By Tunde Osho (with additional reports from financialwatchngr)
Today is the last day in the year 2017. It’s been a year of mixed blessings, depending on how one looks at it. Yes, things got tougher. Many people have lost their jobs, companies have shut down and we had never recorded the number of suicides we did in this country this year but there are still many reasons to look positive, especially as the country exited recession.
Well as we consumers usher in the year 2018, they do so with many expectations, look forward to better and greater customer service from manufacturers, retailers and service providers.
Companies, they believe, should place a great deal of importance on meeting customer expectations; providing a good customer experience, they wish should be a top strategic priority, which could also be used by them as a competitive advantage.
Given that, you would think that it is hard to make a sweeping generalisation about what “all customers” want, where customer service is concerned. Research however, tells us that there are some commonalities we can look at when setting the bar.
Customers want you to meet their expectations
It is complicated, and yet it’s simple. Customer frustration stems from a discontinuity between the expectation of a service interaction, and what is actually delivered.
A customer expectation of service from the Massachusetts Institute of Technology [MIT] Sloan Review found that customer expectations had two levels: desired (what the customer hopes to obtain) and sufficient (what the customer would actually find acceptable). But of course, there is a third level: unsatisfactory, where companies miss the mark entirely. The difference between these relative levels is significant and is surely something reflected in the corporate bottom line.
The key is to measure and understand customer expectations; only then can you begin to manage them. Many businesses have learned that it is often advantageous to “underpromise and overdeliver” in order to increase the likelihood of exceeding customer expectations. Others take pride in high expectations, knowing full well that they can deliver the goods.
Regardless of the approach, it’s imperative for companies to manage customer satisfaction.
Customers want options in how they contact you
There is a wealth of recent data citing the importance of channel preference on customer satisfaction. In a nutshell, customers expect companies to communicate with them on their preferred channel, be it in person, online, or on the phone.
Studies show that channel preference depends on the type of interaction. For example, for “simple” inquiries (like “what’s my bank balance?”) online self-serve and email are the preferred channel. However, as the inquiry gets more complex, speaking with a live agent becomes the dominant channel choice.
Being where the customer is, wherever that may be is the key to meeting customer expectations.

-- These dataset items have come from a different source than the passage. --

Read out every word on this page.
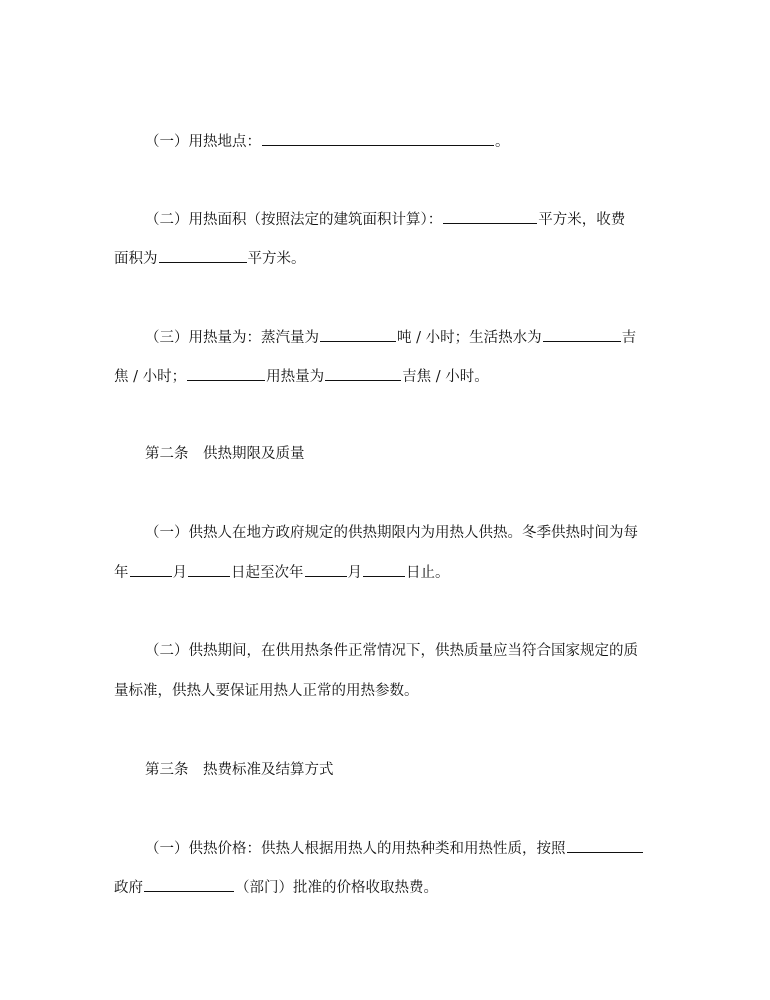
（一）用热地点：	。
（二）用热面积（按照法定的建筑面积计算）：	平方米，收费
面积为	平方米。
（三）用热量为：蒸汽量为	吨 / 小时；生活热水为	吉
焦 / 小时；	用热量为	吉焦 / 小时。
第二条　供热期限及质量
（一）供热人在地方政府规定的供热期限内为用热人供热。冬季供热时间为每
年	月	日起至次年	月	日止。
（二）供热期间，在供用热条件正常情况下，供热质量应当符合国家规定的质
量标准，供热人要保证用热人正常的用热参数。
第三条　热费标准及结算方式
（一）供热价格：供热人根据用热人的用热种类和用热性质，按照
政府	（部门）批准的价格收取热费。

Customers expect a timely response.
It does not matter if you are in a store, on the phone, or online, no one likes to wait. Accordingly, the response times of channels you provide service on should be reasonable.
What is reasonable, of course, depends on your customers and their channel preference.
Customers want relationships (or, at least, a personalised experience).
Though we live in a seemingly anonymous culture (where “self-service” is so prevalent), customers increasingly want a personalised experience when it matters most. For example, a study by Wells Fargo found that outlook of banking transactions are made by customers who still prefer to do business with a teller (prompting Wells Fargo to tie their various platforms – ATM, online and in-person – together, to create a seamless, personalised experience between channels).
Today, technologies allow businesses to extend relationships with customers to the call centre. For example, agents can greet callers by name and have a complete history of their interactions with the company (purchases, transaction history, etc.), so those customers don’t have to repeat information every time they call.
This approach can also extend to proactively contacting customers, for example, sending electronic communication about relevant promotions, follow-up calls to ensure satisfaction, etcetera.
Fostering relationships with customers can significantly increase the likelihood of exceeding their expectations, turning them in to advocates of your brand.
Customers want you to solve their problems!
At the root of every customer inquiry is a desire for a quick resolution. It does not take a rocket scientist to understand that customers do not want to jump through hoops to get their problems fixed and questions answered.
Empowering your front-line agents so they have the ability to resolve customer issues is key. With each transfer, subsequent call or email, customers lose patience with your organisation, resulting in a loss of goodwill which can significantly affect your ability to retain and grow your customer base.
Solving customer problems right away is a sure-fire way to avoid issues from your customers down the line.